Born in Wheeling, West Virginia in 1954, the Grammy-winning singer-songwriter (and West Virginia Music Hall of Famer) absorbed a broad range of American music growing up, from country and rockabilly icons like Jerry Reed and Jerry Lee Lewis backed by local ringers at the famous Grand Ole Opry-style Wheeling Radio Jamboree to Duke Ellington, Count Basie and Dave Brubeck at summer concerts in the park. His parents had season tickets to the Wheeling Symphony and brought along the young O'Brien and his sister Mollie, who would become his first band mate; they also saw Ray Charles and the Beatles when they came through town. O'Brien took it all in, but something clicked when he first caught Doc Watson on TV as a teenager: that versatility, and the distillation of so much into the framework of traditional sounds, would be one of his biggest inspirations.

"Doc Watson's a great roadmap for anybody, really, because he played all kinds of music and made it sound like Doc Watson music," said O'Brien. "Of course, people put him in a bluegrass-folk music pigeonhole, but he really brought all of it together, and that's kind of what I was interested in."

O'Brien found a simpatico musical community in Boulder, Colorado, where he moved in 1974 and became a leading figure in the world of contemporary or progressive bluegrass – most notably in the quartet Hot Rize, which toured nationally over its 40-year tenure and earned a Grammy nomination for its 1989 album "Take it Home." In the mid-'90s, O'Brien decamped to Nashville, where he became a first-call mandolin, guitar, fiddle and banjo player on Music City sessions, and collaborated with artists like Steve Earle, Sturgill Simpson and Dan Auerbach; Kathy Mattea, Garth Brooks and the Dixie Chicks cut his compositions, and in 2015 he won a Grammy as a member of the bluegrass super group the Earls of Leicester, a nice companion for O'Brien's 2005 Best Traditional Folk Grammy for his album “Fiddler’s Green”.

”He Walked On” comes out June 25 on O'Brien's own label, Howdy Skies, a keen interweaving of commentary on contemporary social justice issues and their echoes in our past. The stark, solemn banjo cut "Five Miles In and One Mile Down," a tune by the Kentucky songsmith Dale Keys, indicts the neglect and greed that led to the Upper Big Branch Mine disaster in 2010, in O'Brien's home state of Virginia, where 29 miners died. It resonates again in the wake of 2020, when so many workers were put squarely in harm's way of a deadly virus in service of someone else's dollar. His cover of "That's How Every Empire Falls," written by R.B. Morris and more famously recorded by John Prine, is a loving tribute to the latter, O'Brien's friend who died of COVID – and also, with its theme of responsibility to our fellow man (like Harburg's "We're In The Same Boat, Brother") another heartfelt comment on these strange and trying times.

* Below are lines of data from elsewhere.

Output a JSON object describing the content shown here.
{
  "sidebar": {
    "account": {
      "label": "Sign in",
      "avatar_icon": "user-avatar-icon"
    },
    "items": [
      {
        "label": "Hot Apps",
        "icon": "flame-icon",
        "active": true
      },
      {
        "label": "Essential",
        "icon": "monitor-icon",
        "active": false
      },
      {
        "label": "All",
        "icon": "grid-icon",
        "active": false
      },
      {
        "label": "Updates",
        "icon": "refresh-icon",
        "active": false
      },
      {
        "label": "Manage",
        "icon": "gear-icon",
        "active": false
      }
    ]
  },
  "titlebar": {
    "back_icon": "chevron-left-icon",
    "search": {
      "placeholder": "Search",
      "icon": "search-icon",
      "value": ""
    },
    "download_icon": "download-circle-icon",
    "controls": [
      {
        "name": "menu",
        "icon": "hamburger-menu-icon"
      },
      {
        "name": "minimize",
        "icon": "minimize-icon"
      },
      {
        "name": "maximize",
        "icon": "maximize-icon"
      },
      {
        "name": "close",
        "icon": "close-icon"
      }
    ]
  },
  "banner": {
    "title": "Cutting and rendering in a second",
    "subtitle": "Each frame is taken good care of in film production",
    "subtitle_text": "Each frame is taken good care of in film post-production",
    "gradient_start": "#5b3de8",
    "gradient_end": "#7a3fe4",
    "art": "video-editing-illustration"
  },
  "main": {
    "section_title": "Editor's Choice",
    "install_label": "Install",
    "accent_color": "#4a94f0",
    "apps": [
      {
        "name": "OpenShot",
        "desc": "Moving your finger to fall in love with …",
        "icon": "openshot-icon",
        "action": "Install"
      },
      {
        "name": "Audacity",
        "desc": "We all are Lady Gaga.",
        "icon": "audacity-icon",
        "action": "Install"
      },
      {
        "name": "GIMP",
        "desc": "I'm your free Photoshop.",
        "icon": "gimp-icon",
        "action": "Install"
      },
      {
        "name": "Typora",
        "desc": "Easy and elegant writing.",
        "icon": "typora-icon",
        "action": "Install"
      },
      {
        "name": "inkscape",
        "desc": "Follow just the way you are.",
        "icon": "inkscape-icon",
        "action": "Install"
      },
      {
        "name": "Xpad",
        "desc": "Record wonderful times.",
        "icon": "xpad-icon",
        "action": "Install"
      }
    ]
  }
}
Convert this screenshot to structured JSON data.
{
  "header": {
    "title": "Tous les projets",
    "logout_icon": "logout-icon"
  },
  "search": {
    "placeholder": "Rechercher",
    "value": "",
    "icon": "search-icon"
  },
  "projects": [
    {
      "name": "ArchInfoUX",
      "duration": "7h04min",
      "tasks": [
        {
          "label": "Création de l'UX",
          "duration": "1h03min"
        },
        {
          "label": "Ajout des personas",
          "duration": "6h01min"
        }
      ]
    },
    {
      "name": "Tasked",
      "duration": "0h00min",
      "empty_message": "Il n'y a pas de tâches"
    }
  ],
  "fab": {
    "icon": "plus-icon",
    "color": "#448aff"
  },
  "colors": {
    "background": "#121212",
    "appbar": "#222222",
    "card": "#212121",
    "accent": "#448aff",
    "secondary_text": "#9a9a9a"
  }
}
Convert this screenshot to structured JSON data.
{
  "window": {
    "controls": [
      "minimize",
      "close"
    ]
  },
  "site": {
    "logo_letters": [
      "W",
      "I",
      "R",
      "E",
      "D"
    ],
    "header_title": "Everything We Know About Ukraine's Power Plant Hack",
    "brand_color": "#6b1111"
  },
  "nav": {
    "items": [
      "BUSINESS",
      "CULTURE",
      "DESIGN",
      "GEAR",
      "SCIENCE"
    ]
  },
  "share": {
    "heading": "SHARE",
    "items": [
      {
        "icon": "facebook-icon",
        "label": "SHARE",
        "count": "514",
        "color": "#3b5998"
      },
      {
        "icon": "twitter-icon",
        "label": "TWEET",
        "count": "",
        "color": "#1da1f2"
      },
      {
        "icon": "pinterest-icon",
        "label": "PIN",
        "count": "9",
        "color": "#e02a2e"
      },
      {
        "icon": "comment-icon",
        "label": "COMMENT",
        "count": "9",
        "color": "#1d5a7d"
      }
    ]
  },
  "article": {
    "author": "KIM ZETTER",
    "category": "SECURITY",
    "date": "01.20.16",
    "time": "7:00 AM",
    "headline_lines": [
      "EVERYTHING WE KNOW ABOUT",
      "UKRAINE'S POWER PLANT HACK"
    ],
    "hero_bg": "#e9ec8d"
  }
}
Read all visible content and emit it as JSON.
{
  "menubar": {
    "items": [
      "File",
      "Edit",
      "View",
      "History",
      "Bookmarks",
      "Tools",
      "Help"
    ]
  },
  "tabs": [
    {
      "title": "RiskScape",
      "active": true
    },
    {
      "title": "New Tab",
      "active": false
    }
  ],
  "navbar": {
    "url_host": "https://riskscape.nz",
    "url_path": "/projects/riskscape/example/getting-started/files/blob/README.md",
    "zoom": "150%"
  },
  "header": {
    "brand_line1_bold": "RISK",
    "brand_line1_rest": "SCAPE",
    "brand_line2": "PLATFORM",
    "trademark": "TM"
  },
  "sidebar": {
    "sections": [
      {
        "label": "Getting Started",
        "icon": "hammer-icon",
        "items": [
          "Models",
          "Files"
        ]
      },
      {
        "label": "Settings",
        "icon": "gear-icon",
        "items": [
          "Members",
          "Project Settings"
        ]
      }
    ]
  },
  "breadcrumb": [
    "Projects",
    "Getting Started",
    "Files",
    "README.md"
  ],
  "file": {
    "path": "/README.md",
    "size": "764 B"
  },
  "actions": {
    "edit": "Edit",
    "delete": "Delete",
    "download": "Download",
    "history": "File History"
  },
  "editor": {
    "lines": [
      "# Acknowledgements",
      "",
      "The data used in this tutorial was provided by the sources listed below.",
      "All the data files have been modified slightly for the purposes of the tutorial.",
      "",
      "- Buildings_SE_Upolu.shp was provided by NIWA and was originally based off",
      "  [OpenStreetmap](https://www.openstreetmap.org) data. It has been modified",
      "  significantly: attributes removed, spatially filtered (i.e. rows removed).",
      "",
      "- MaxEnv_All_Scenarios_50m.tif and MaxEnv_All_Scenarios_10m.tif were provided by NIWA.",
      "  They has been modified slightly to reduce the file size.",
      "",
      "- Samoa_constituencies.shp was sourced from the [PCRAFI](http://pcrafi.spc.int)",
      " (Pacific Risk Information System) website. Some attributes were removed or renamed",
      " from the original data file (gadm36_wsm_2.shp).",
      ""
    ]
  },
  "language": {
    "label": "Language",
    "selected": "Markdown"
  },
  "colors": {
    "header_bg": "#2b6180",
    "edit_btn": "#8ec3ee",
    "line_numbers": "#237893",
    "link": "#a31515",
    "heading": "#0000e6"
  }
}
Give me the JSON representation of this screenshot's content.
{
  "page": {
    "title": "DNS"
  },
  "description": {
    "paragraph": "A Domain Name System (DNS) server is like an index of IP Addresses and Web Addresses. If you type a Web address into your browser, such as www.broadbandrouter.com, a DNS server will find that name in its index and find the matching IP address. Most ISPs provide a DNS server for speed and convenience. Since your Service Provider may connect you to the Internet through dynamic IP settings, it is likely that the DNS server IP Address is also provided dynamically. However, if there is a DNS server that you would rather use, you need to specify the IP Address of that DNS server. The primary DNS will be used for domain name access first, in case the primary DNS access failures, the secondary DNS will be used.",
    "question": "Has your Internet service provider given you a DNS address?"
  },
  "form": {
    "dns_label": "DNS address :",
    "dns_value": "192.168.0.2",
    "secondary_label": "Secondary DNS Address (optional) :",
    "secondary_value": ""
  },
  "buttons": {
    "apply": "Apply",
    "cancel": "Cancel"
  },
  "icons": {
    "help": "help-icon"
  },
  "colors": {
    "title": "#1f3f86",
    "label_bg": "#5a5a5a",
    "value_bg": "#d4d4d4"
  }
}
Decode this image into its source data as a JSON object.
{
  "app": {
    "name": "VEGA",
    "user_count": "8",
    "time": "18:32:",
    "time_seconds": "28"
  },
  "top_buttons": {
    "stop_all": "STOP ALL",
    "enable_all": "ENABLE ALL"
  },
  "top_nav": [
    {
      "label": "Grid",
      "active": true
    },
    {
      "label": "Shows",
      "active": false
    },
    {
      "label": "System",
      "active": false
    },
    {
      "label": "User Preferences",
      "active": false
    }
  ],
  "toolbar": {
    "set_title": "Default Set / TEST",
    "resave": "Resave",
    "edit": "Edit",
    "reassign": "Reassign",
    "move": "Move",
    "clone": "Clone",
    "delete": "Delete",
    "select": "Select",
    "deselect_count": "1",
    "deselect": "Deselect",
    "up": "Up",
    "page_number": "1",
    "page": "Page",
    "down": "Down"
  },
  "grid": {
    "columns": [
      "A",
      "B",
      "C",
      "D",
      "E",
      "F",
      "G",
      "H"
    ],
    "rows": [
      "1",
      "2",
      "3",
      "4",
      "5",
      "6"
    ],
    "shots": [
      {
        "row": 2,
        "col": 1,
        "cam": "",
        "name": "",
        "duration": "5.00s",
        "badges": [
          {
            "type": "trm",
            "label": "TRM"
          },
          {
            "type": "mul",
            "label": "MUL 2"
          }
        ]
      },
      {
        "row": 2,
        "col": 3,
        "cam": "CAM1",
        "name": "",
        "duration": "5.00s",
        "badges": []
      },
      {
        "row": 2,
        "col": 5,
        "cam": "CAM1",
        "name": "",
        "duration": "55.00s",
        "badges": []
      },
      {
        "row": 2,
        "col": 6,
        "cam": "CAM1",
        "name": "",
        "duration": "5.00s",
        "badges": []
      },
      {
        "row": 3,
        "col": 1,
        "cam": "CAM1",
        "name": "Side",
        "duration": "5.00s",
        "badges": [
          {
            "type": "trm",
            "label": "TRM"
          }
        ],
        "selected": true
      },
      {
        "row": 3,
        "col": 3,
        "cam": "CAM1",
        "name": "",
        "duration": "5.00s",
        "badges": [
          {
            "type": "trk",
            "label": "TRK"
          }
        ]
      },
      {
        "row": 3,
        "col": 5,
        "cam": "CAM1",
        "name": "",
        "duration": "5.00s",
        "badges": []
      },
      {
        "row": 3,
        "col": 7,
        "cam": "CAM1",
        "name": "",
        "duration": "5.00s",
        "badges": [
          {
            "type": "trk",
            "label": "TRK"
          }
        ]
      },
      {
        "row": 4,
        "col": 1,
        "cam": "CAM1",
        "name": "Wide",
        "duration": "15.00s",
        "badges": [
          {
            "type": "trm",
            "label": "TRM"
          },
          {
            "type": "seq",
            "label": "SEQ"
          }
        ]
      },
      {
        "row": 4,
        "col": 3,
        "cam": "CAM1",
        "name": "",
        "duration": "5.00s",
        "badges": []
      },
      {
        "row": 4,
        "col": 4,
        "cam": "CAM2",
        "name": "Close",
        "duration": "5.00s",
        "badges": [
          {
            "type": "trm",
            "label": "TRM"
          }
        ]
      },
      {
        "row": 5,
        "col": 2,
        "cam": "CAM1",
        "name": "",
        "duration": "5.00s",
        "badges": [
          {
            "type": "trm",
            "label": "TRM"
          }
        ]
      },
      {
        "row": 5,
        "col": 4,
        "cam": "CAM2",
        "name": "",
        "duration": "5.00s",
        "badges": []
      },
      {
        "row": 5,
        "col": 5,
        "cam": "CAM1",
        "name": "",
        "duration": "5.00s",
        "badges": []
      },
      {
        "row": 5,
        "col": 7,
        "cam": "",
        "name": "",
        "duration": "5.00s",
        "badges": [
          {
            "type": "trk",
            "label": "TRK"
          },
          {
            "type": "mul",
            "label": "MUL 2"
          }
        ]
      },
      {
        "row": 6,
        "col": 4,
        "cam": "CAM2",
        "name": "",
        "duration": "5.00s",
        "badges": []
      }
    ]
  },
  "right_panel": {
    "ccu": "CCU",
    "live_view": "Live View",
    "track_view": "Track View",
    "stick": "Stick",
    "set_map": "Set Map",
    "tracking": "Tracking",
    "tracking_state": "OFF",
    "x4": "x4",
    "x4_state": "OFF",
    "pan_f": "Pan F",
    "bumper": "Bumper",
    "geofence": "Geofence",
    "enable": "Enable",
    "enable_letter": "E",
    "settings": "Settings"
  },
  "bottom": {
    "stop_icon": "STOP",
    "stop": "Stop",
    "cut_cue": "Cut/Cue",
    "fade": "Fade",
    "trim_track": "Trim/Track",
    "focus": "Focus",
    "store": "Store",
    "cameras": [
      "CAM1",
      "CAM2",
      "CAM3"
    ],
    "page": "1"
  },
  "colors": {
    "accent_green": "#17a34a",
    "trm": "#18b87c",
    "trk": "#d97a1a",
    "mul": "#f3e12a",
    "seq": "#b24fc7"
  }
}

Other songs on ”He Walked On” were inspired by our recent explosive national reckoning with racial prejudice and violence, both the ripple effects of harm and the example of those who stood up and fought for equality. The springy album opener, "When You Pray (Move Your Feet)" takes its title from the African proverb that was a favorite of the late Civil Rights hero Congressman John Lewis. The powerfully moving "Can You See Me, Sister?" explores, through an imagined encounter between two of Thomas Jefferson's children with the enslaved woman Sally Hemings, the unquantifiable horror of slavery through intensely human, individual emotional despair and the wedge it drove between two siblings.

"You talk about the music, where would we be in America if we didn't have this mix of people from Africa and Europe and Native Americans," he said. "We're family, but we're estranged, and we've never learned to be family in so many ways. And it's crazy, and we're still suffering from that. If you read James Baldwin – America's insane. And until we figure out how to actually deal with reality here, we're just going to stay insane."

"When you sing something, it kind of sneaks in, in that music is a powerful medium," O'Brien said. "It's a language that's mysterious on its own – it tugs on the emotions. It grabs people's attention in a certain way and prepares them to hear things, and music kind of draws people together."